Plusieurs arguments ont été avancés en faveur d'un scénario hyperthermophile pour les origines de la vie et d'un lien direct entre cette origine chaude et les hyperthermophiles actuels : i) la température de la terre primitive aurait été très élevée, ii) le bombardement cataclysmique des météorites, qui a eu lieu au tout début de l'histoire de notre planète, aurait selectionné une vie apparue dans les grands fonds océaniques (sources hydrothermales) ou dans la croûte terrestre (proche du magma), iii) un métabolisme primitif auxotrophe sur des surfaces solides aurait nécessité une énergie d'activation apportée par l'agitation thermique (théorie de Wachtershäuser), iv) les hyperthermophiles sont groupés à la base de l'arbre des ARN ribosomaux, suggérant la conservation de caractères ancestraux.
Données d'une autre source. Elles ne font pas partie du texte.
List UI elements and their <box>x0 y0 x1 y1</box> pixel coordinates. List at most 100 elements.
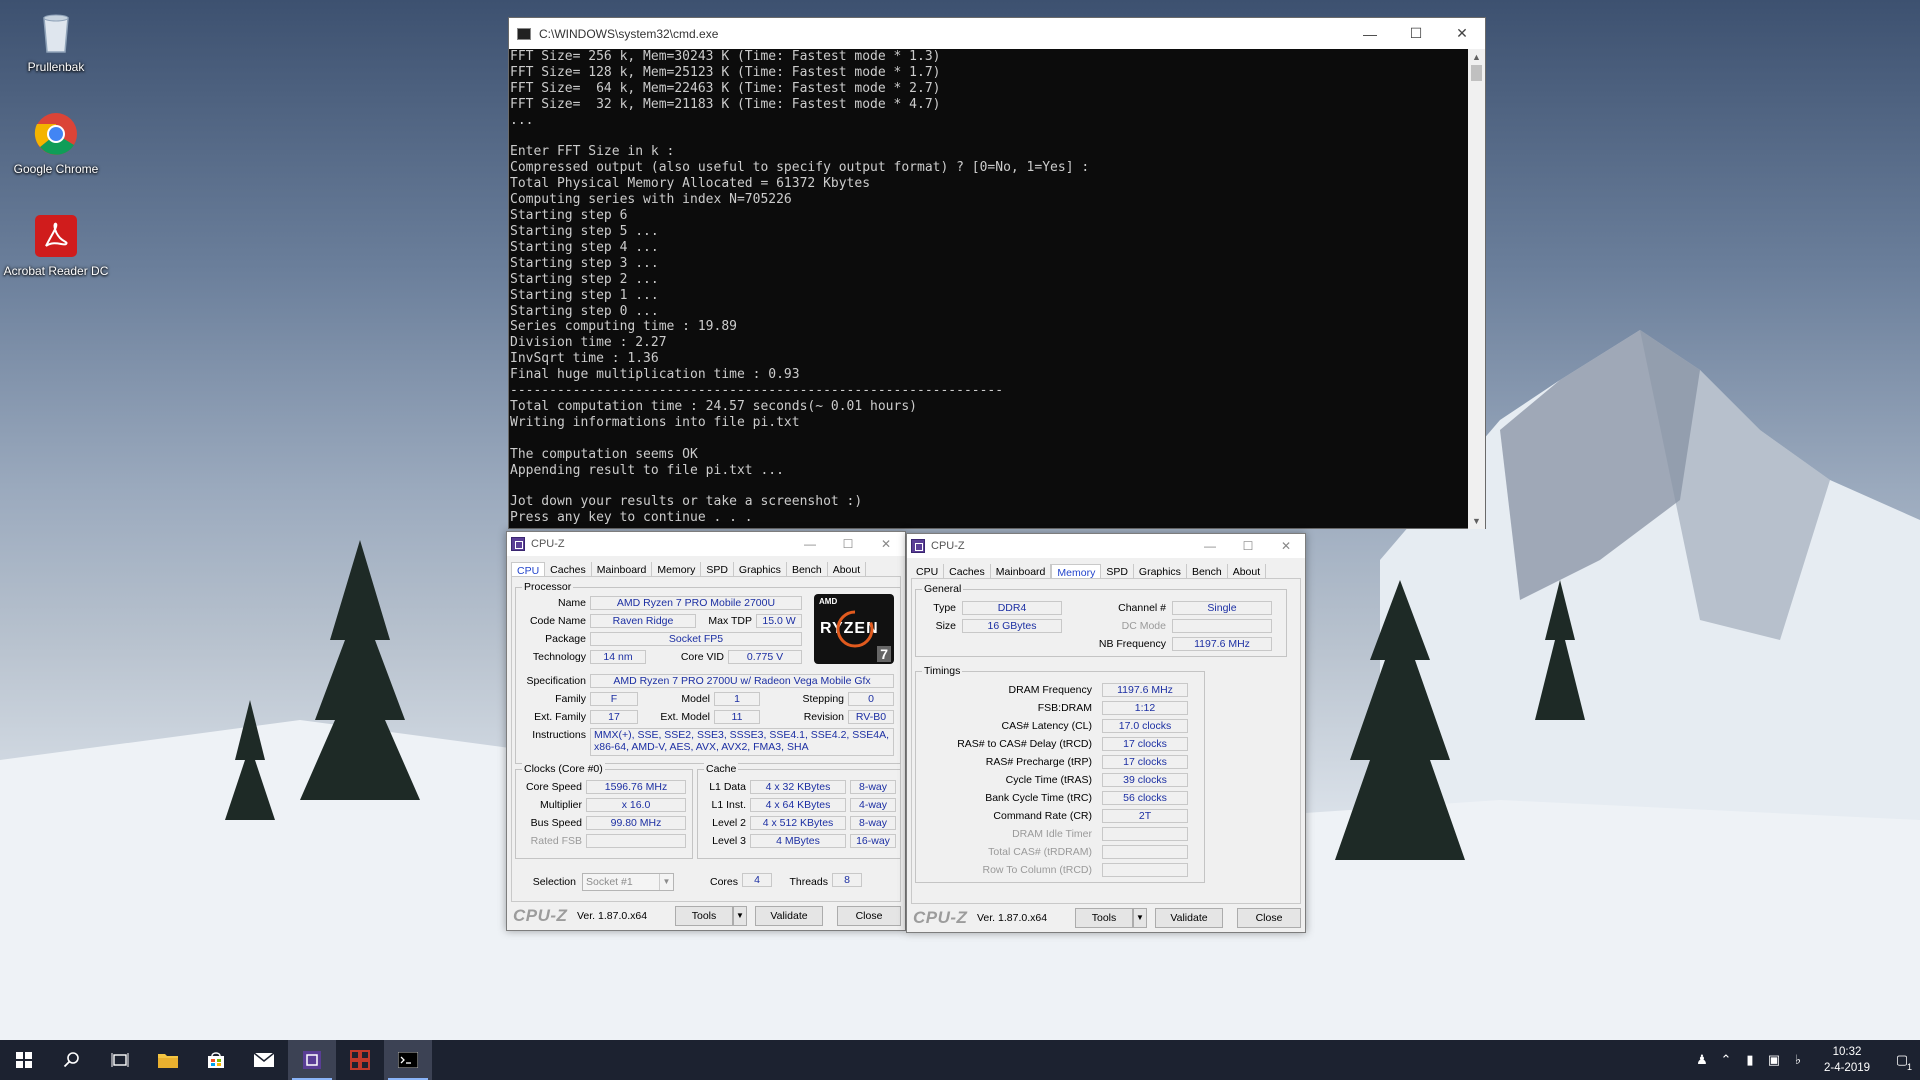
desktop-icon-google-chrome[interactable]: Google Chrome <box>1 110 111 176</box>
threads-value: 8 <box>832 873 862 887</box>
recycle-bin-icon <box>32 8 80 56</box>
family-value: F <box>590 692 638 706</box>
maximize-button[interactable]: ☐ <box>1393 18 1439 49</box>
people-icon[interactable]: ♟ <box>1690 1052 1714 1068</box>
specification-label: Specification <box>526 675 586 687</box>
close-label: Close <box>1255 912 1283 924</box>
cpuz-titlebar[interactable]: CPU-Z — ☐ ✕ <box>507 532 905 556</box>
nbfreq-value: 1197.6 MHz <box>1172 637 1272 651</box>
taskbar-mail[interactable] <box>240 1040 288 1080</box>
codename-label: Code Name <box>529 615 586 627</box>
taskbar-app-red[interactable] <box>336 1040 384 1080</box>
validate-button[interactable]: Validate <box>1155 908 1223 928</box>
scrollbar-thumb[interactable] <box>1471 65 1482 81</box>
tools-dropdown-icon[interactable]: ▼ <box>1133 908 1147 928</box>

Chacune de ces assertions peut être discutée. En fait, on ne connaît pas actuellement la température de la terre primitive, ni dans quel milieu la vie a fait son apparition, ni le type de chimie prébiotique qui lui a donné naissance, etc. De nombreuses hypothèses contradictoires existent à ce sujet, y compris des scénarii froids. L'idée d'un lien direct entre une origine chaude et les hyperthermophiles implique l'apparition et le développement du monde à ARN à haute température, ce qui semble difficilement compatible avec l'instabilité de l'ARN dans ces conditions (1). Le caractère primitif des hyperthermophiles est également discutable ; ces microorganismes présentent des caractéristiques qui semblent bien être des adaptations secondaires très élaborées leur permettant de vivre à des températures proches du point d'ébullition de l'eau, telle que la reverse gyrase (2). Enfin, la position phylogénétique des hyperthermophiles dans l'arbre du vivant est elle aussi sujette à discussion. Si la racine de cet arbre est bien dans la branche des bactéries, comme suggéré par différents auteurs, et si l'ancêtre commun des bactéries et des archaea était bien un hyperthermophile, l'hypothèse la plus parcimonieuse est effectivement celle d'un ancêtre hyperthermophile à tous les êtres vivants. Cependant, les données qui ont permis de positionner la racine sont très criticables (3). D'autres scénarios peuvent donc être envisagés. Par exemple, le phénotype procaryote aurait pu apparaître par réduction au cours de l'adaptation à la thermophilie, expliquant pourquoi l'ancêtre commun procaryote était un thermophile et pourquoi il ne semble pas exister d'eucaryote thermophile (1).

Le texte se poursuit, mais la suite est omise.